The unexpected announcement by Kip Averitt, R-Waco, that he will be leaving the Texas Senate has not only left a key leadership vacancy at the helm of the powerful Natural Resources Committee — it's thrown the funding of the Texas Water Plan into question. The price tag for meeting the water demands of Texas over the next half century is expected to be $31 billion, and Averitt had been gearing up for a major push in the next legislative session to secure the money, or at least to start the pipeline flowing.
According to the current edition of the plan, which is produced by the Texas Water Development Board every five years, the state's population is expected to double between now and 2060, from around 21 million to 46 million. Because of that growth, our water needs will increase by 27 percent. Already in Texas, we've granted permission for more water to be withdrawn from many of our rivers than is actually in them, and we've not managed to create a workable system for managing groundwater which now provides the majority of our supplies.
Against this backdrop and in the wake of Averitt’s departure, the water picture might at first seem grim, but a fresh look at the issue is exactly what's needed. The $31 billion is slated to fund 4,500 projects that will to generate an additional 9 million acre feet of water per year to meet the growing demand. In the main, these are the kinds of projects you'd expect: new reservoirs, water distribution and transmission infrastructure, wastewater treatment and flood control. Yet while the shopping list clearly includes some must-haves, and while the plan gives some support to conservation and lip service to “environmental needs,” it can be generally described as more of the same.

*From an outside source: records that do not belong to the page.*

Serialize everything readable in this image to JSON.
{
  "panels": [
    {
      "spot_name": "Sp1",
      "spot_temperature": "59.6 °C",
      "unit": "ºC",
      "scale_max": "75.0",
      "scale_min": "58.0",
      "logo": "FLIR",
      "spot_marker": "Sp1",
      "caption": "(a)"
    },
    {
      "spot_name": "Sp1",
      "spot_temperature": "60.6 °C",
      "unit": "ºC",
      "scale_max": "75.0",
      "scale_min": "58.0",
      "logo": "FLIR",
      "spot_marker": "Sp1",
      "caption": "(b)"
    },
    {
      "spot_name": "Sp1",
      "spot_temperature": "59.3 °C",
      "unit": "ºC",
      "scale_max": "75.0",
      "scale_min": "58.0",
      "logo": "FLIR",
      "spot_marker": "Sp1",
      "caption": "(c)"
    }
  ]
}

The reality is that no matter how many new dams and other water supply projects we build in Texas, the essential components of our hydrologic system are our watersheds and recharge zones. If we lose their vital functions, we won’t be able to build enough water infrastructure to meet our goals. Because Texas is almost entirely privately owned, these critical ecological services occur on private property and are thus subject to being permanently impaired by relentless fragmentation and adverse development taking place across the state. Ironically, rural landowners in Texas are generally doing a better job of protecting our watersheds, but the pressures of property and inheritance taxes and encroaching urban development, among other factors, are pushing them off the land faster here than anyplace else.
Though the legislature has been loathe to grant counties the authority to preserve critical watersheds in rapidly urbanizing areas such as the Texas Hill Country, local governments have stepped up to provide millions of dollars of bond funding to purchase landowners' development rights, enabling them to remain on the property and pass it along to their heirs but at the same time protect its essential water supply function in perpetuity.
The push for funding for the Texas Water Plan provides the state with the opportunity to do the same. Recent experience has emphatically demonstrated that more and more landowners in Texas are embracing the concept of selling or donating their development rights through “conservation easements,” thus preserving the habitat and ecological services on family lands for future generations of Texans — including the millions who will be demanding more and more water in the future. Any significant effort to sink billions of dollars into new water projects must include funding to protect the important lands where the first raindrops fall.
Andrew Sansom, the executive director of the River Systems Institute at Texas State University in San Marcos, was formerly executive director of the Texas Parks and Wildlife Department.